Xu Y, Song Y, Sun D, Fekete G, Gu Y. Effect of Multi-Modal Therapies for Kinesiophobia Caused by Musculoskeletal Disorders: A Systematic Review and Meta-Analysis. Int J Environ Res Public Health. 2020 Dec 16;17(24):9439. doi: 10.3390/ijerph17249439. PMID: 33339263; PMCID: PMC7766030.

pubmed.ncbi.nlm.nih.gov

目的

 本システマティックレビューおよびメタアナリシスは、筋骨格系疾患に起因する運動恐怖症に対する物理療法と心理療法を組み合わせたマルチモーダル療法の効果を、物理療法または心理療法のみのユニモーダル療法と比較して明らかにすることを目的とした。

方法

 検索語とその論理的結合は以下の通りである。(1)タイトルまたは抄録に "kinesiophobobia"、(2)タイトルまたは抄録に "randomized "または "randomized"、(3)タイトルに "design "または "protocol "ではなく、"randomized "または "randomized "とした。Medline (EBSCO), PubMed, Ovid のデータベースに入力し、これらのデータベースの異なる入力規則に従って入力した。資格基準は以下の通りである。
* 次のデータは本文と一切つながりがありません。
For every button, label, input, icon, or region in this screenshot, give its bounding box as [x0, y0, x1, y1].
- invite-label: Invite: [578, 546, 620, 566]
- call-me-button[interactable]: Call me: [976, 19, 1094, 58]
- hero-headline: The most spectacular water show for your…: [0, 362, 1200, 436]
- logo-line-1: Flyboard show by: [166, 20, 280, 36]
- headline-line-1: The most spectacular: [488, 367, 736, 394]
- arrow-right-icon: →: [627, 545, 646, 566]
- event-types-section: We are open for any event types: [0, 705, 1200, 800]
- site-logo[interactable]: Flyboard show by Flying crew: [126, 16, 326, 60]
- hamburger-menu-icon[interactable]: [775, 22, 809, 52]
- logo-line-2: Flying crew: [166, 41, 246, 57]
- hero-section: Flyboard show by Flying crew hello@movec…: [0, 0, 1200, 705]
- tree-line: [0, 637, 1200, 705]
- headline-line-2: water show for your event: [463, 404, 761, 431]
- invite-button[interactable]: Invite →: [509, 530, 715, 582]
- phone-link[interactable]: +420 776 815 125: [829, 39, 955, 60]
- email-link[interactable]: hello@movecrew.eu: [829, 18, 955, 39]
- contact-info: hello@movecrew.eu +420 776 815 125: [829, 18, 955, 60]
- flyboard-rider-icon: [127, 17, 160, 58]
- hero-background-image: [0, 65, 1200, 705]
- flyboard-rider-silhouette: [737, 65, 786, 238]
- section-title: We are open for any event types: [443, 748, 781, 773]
(1)患者として筋骨格系疾患を有する成人、(2)介入として物理療法と心理療法を組み合わせたマルチモーダル療法、(3)比較として物理療法または心理療法のみのユニモーダル療法、(4)アウトカムとしてキネシオフォビアのTampa Scaleの17項目のスコア、(5)研究デザインとして無作為化比較試験、とした。

結果

 統計学的に有意なポーリング効果は6.99(95%CI 4.59~9.38)であった12の研究が組み入れられた。研究内での異質性が大きいにもかかわらず、全体解析および細分化解析の両方において、マルチモーダル療法は、物理療法または心理療法のみの単一モーダル療法よりも運動恐怖症の軽減に効果的である可能性がある。また、その効果は年齢とともに減少する可能性がある。さらに、Tampa Scale of Kinesiophobobiaのテスト・テスト信頼性を考慮することで、本レビューの数学的手法は実現可能であった。

キーワード:タンパ尺度、キネシオフォビア、マルチモーダル、痛み、心理的尺度。

 

所感

 痛みを恐れて体を動かしたくないという方は多くおられます。しかし体を動かさないとさらに痛みが増すという悪循環にもなりかねません。痛みに対しては単一の治療ではなく、色んな治療法を組み合わせることが良いと思います。